A Nação viu durante a semana o seu presidente irado com a violência que toma conta do País. Tamanha foi a indignação demonstrada por ele que, como se era de se esperar e sendo praxe em desfechos de discursos, uma posição forte e de impacto seria anunciada, como supunham os telespectadores que o assistiram na televisão. Mas o governo não aproveitou a oportunidade para apresentar um balanço do plano de segurança que lançou há alguns meses. Também esse governo, através de seu representante máximo, não pode falar ao povo sobre a existência de algum novo pacote de emergência para, ao menos, reduzir a criminalidade.
Um balanço do plano provavelmente seria desacreditado, uma vez que se ele existe e não surte os efeitos esperados, algo está errado em sua formulação ou na sua forma de ser praticada. Um novo pacote, por outro lado, simplesmente inexiste. Por isso, o governo encerrou seu posicionamento sobre a segurança optando por um desafio aos congressistas: que discutam e aprovem projetos de leis pertinentes ao tema encurtando o tempo de tramitação dos mesmos na Câmara dos Deputados e no Senado.

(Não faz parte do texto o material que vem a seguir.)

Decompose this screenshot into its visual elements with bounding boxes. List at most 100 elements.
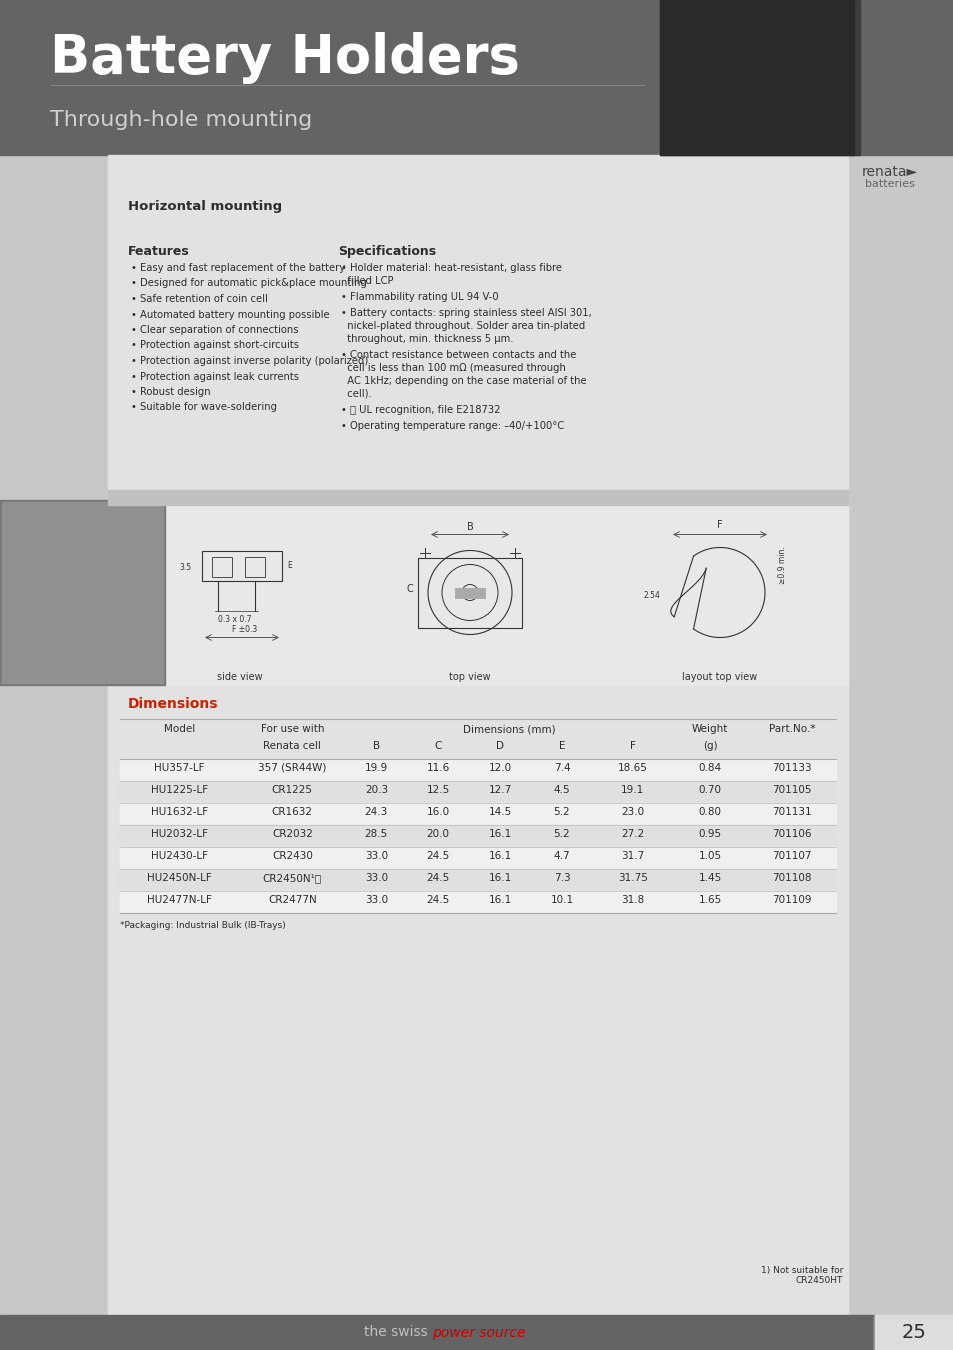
Text: 701107: 701107: [771, 850, 811, 861]
Text: F: F: [717, 520, 722, 529]
Bar: [108, 500, 847, 684]
Text: 24.3: 24.3: [364, 807, 388, 817]
Text: 5.2: 5.2: [553, 807, 570, 817]
Text: C: C: [434, 741, 441, 751]
Text: 31.7: 31.7: [620, 850, 643, 861]
Text: 1.05: 1.05: [698, 850, 720, 861]
Text: CR2450N¹⦿: CR2450N¹⦿: [262, 873, 321, 883]
Text: • Designed for automatic pick&place mounting: • Designed for automatic pick&place moun…: [131, 278, 367, 289]
Text: 24.5: 24.5: [426, 873, 450, 883]
Bar: [108, 155, 847, 1315]
Text: 19.9: 19.9: [364, 763, 388, 774]
Text: CR1632: CR1632: [272, 807, 313, 817]
Text: 33.0: 33.0: [364, 895, 388, 905]
Bar: [212, 556, 232, 576]
Bar: [120, 825, 835, 846]
Text: Part.No.*: Part.No.*: [768, 724, 814, 734]
Text: • Suitable for wave-soldering: • Suitable for wave-soldering: [131, 402, 276, 413]
Text: 701106: 701106: [771, 829, 811, 838]
Text: HU1632-LF: HU1632-LF: [151, 807, 208, 817]
Text: 0.95: 0.95: [698, 829, 720, 838]
Text: 16.1: 16.1: [488, 873, 511, 883]
Text: CR2032: CR2032: [272, 829, 313, 838]
Text: AC 1kHz; depending on the case material of the: AC 1kHz; depending on the case material …: [340, 377, 586, 386]
Text: Dimensions: Dimensions: [128, 697, 218, 711]
Text: 701105: 701105: [771, 784, 811, 795]
Bar: [0, 0, 953, 155]
Text: • Protection against inverse polarity (polarized): • Protection against inverse polarity (p…: [131, 356, 368, 366]
Text: 23.0: 23.0: [620, 807, 643, 817]
Text: 20.3: 20.3: [364, 784, 388, 795]
Bar: [120, 759, 835, 782]
Text: • Protection against short-circuits: • Protection against short-circuits: [131, 340, 298, 351]
Text: Through-hole mounting: Through-hole mounting: [50, 109, 312, 130]
Text: throughout, min. thickness 5 μm.: throughout, min. thickness 5 μm.: [340, 333, 513, 344]
Bar: [455, 587, 484, 598]
Bar: [120, 869, 835, 891]
Text: ≥0.9 min.: ≥0.9 min.: [778, 547, 786, 585]
Text: • Holder material: heat-resistant, glass fibre: • Holder material: heat-resistant, glass…: [340, 263, 561, 273]
Text: 4.5: 4.5: [553, 784, 570, 795]
Text: 16.1: 16.1: [488, 850, 511, 861]
Text: 357 (SR44W): 357 (SR44W): [258, 763, 326, 774]
Text: F ±0.3: F ±0.3: [233, 625, 257, 634]
Text: nickel-plated throughout. Solder area tin-plated: nickel-plated throughout. Solder area ti…: [340, 321, 584, 331]
Bar: [417, 558, 521, 628]
Bar: [120, 891, 835, 913]
Text: HU2430-LF: HU2430-LF: [151, 850, 208, 861]
Text: • Robust design: • Robust design: [131, 387, 211, 397]
Text: Dimensions (mm): Dimensions (mm): [462, 725, 555, 734]
Text: HU2477N-LF: HU2477N-LF: [147, 895, 212, 905]
Text: B: B: [466, 521, 473, 532]
Text: 1.65: 1.65: [698, 895, 720, 905]
Bar: [2, 502, 163, 683]
Bar: [120, 846, 835, 869]
Text: 701133: 701133: [771, 763, 811, 774]
Text: 10.1: 10.1: [550, 895, 573, 905]
Text: cell is less than 100 mΩ (measured through: cell is less than 100 mΩ (measured throu…: [340, 363, 565, 373]
Text: 701131: 701131: [771, 807, 811, 817]
Text: • Protection against leak currents: • Protection against leak currents: [131, 371, 298, 382]
Bar: [108, 490, 847, 505]
Text: • Ⓛ UL recognition, file E218732: • Ⓛ UL recognition, file E218732: [340, 405, 500, 414]
Bar: [659, 0, 853, 155]
Bar: [0, 155, 953, 1350]
Bar: [0, 1315, 873, 1350]
Text: 31.8: 31.8: [620, 895, 643, 905]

Merece, sim, aplausos esta cobrança feita pelo governo em tom de desafio. O puxão de orelhas nos parlamentares é o mínimo que a população espera dele no momento em que pequenas e grandes cenas de violência tiram o sono dos brasileiros. Principalmente por esta população, responsável pela eleição dos deputados federais e senadores, ter conhecimento da demora na discussão de alguns projetos de leis que, se aprovados e sancionados, contribuiriam na busca de soluções para alguns problemas básicos do País.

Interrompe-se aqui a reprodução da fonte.